Eliminados y fuera de juego los elementos disidentes y rebeldes, finalizada su sucia labor de demolición desde dentro, los traidores dimitieron también a su vez, pretendiendo borrar la memoria del comité, pues una vez todos dimisos, es como si nunca hubiera existido. No lo consiguieron, Zora no lo permitió, siguió a pesar de las fuertes presiones que ejercieron sobre ella. Sabía que sola no podría hacer prácticamente nada (Insisto, Anestesio no vale ni de adorno), pero cuanto menos el comité no desaparecería.

Y así estamos, con un comité inoperante y la empresa a sus anchas, sin que nadie pueda ni sepa pararles los pies. Ante las últimas medidas restrictivas que ha tomado la dirección, Zora ha enviado un correo electrónico a todos los que en su día fuimos miembros del comité, solicitando nuestra ayuda para tratar de oponernos de alguna manera a las mismas. Le he contestado con toda sinceridad que dudaba mucho que consiguiéramos nada ahora, con solo dos miembros y todo en contra, si nada conseguimos antes siendo nueve y en circunstancias mucho más favorables. Que cuente conmigo, sí, la ayudaré en lo que pueda. Porque la admiro, admiro su tesón, su tenacidad, su compromiso y su presencia de ánimo.

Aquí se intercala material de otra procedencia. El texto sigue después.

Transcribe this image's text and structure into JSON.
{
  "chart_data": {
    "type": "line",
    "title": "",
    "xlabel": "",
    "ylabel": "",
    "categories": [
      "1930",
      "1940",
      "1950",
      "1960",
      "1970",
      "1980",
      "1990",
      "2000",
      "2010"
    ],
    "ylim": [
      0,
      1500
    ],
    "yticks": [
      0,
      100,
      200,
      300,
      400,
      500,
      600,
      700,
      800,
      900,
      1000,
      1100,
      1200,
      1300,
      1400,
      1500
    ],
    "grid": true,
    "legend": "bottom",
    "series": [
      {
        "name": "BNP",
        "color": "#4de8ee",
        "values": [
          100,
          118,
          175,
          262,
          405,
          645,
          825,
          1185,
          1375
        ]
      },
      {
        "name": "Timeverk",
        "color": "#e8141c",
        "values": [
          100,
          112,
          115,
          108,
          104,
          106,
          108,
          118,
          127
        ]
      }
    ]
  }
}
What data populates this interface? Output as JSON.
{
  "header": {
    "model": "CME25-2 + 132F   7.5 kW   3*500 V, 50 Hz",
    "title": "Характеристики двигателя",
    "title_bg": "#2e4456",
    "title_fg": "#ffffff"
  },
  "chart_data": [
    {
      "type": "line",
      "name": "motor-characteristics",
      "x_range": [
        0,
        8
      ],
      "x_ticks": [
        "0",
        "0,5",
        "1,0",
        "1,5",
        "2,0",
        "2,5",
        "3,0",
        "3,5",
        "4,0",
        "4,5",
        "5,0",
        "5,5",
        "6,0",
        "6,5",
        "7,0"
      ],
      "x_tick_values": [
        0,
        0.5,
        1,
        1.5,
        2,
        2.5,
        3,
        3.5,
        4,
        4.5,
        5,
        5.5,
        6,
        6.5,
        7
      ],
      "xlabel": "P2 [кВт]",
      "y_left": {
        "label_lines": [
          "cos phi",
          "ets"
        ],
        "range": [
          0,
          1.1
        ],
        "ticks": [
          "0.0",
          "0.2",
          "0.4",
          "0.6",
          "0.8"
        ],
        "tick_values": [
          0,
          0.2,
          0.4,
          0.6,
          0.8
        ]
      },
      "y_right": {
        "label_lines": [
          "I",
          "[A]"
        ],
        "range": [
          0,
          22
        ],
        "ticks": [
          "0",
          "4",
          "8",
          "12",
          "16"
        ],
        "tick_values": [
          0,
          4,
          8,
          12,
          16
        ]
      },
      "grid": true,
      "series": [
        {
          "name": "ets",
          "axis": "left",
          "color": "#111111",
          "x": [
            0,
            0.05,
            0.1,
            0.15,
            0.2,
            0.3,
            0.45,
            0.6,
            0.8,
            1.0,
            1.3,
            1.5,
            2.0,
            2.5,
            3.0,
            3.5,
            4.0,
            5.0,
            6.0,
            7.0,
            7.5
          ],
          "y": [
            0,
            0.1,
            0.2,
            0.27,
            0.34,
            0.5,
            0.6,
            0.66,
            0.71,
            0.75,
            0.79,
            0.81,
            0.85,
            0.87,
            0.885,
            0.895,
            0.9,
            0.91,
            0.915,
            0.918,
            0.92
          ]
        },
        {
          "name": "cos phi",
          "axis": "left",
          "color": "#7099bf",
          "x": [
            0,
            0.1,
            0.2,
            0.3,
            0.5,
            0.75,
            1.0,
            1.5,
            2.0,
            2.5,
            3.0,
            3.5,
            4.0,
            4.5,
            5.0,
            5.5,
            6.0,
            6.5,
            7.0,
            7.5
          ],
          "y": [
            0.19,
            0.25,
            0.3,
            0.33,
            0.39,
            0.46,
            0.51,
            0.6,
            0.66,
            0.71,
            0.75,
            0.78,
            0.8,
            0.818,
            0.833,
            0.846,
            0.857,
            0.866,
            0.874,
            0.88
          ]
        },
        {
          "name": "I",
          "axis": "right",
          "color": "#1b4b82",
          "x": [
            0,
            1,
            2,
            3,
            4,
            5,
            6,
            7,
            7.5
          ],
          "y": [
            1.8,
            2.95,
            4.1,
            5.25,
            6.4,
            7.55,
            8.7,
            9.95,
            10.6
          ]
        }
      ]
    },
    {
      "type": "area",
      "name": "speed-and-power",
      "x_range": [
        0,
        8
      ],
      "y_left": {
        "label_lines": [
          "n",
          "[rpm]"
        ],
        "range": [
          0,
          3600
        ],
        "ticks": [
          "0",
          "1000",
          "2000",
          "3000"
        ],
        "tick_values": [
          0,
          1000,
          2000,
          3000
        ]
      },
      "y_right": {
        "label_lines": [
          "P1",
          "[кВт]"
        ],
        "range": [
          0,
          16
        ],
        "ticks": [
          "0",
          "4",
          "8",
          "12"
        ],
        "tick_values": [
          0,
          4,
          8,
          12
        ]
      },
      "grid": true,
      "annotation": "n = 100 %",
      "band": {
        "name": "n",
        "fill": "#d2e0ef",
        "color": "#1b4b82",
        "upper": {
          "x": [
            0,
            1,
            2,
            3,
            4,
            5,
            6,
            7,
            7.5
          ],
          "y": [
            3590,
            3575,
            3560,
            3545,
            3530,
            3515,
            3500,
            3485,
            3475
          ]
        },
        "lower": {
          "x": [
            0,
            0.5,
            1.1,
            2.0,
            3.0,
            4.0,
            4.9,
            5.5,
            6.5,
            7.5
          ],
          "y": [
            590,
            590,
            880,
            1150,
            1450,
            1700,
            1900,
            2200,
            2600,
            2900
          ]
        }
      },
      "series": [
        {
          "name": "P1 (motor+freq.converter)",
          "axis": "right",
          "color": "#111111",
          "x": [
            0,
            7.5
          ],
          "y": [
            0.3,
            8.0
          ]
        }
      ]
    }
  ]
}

Será culpa de mi adicción adolescente a las películas del oeste que siempre estoy del lado de los solitarios dispuestos a enfrentarse a un destino trágico, capaces de luchar sin desmayo contra toda lógica y toda esperanza. Será que un cierto inconsciente romántico me obliga a alinearme de manera inmediata con toda causa perdida, y mientras más perdida está la causa con más fuerza me la apropio. Será que siento un gran respeto por quienes demuestran mayor capacidad de sacrificio que yo. O será que de verdad creo que la férrea voluntad de Zora de no permitir la muerte por asfixia del único órgano de representación de los trabajadores es la última oportunidad que tenemos de poner coto a las crecientes arbitrariedades empresariales. Sea como fuere, me pongo a su disposición en lo que pueda ayudarla, que me temo que no va a ser mucho. Zora es nuestra última guerrera en liza. Solo podemos apoyarla para que no caiga…

La fotografía que acompaña al artículo es una imagen promocional de “Azumi, la última guerrera”, film japonés del año 2003 protagonizado por la actriz Aya Ueto. En mi opinión, y aunque ya sé que no viene a cuento, me parece más recomendable la segunda parte, “Azumi II, Death or Love”, del 2005.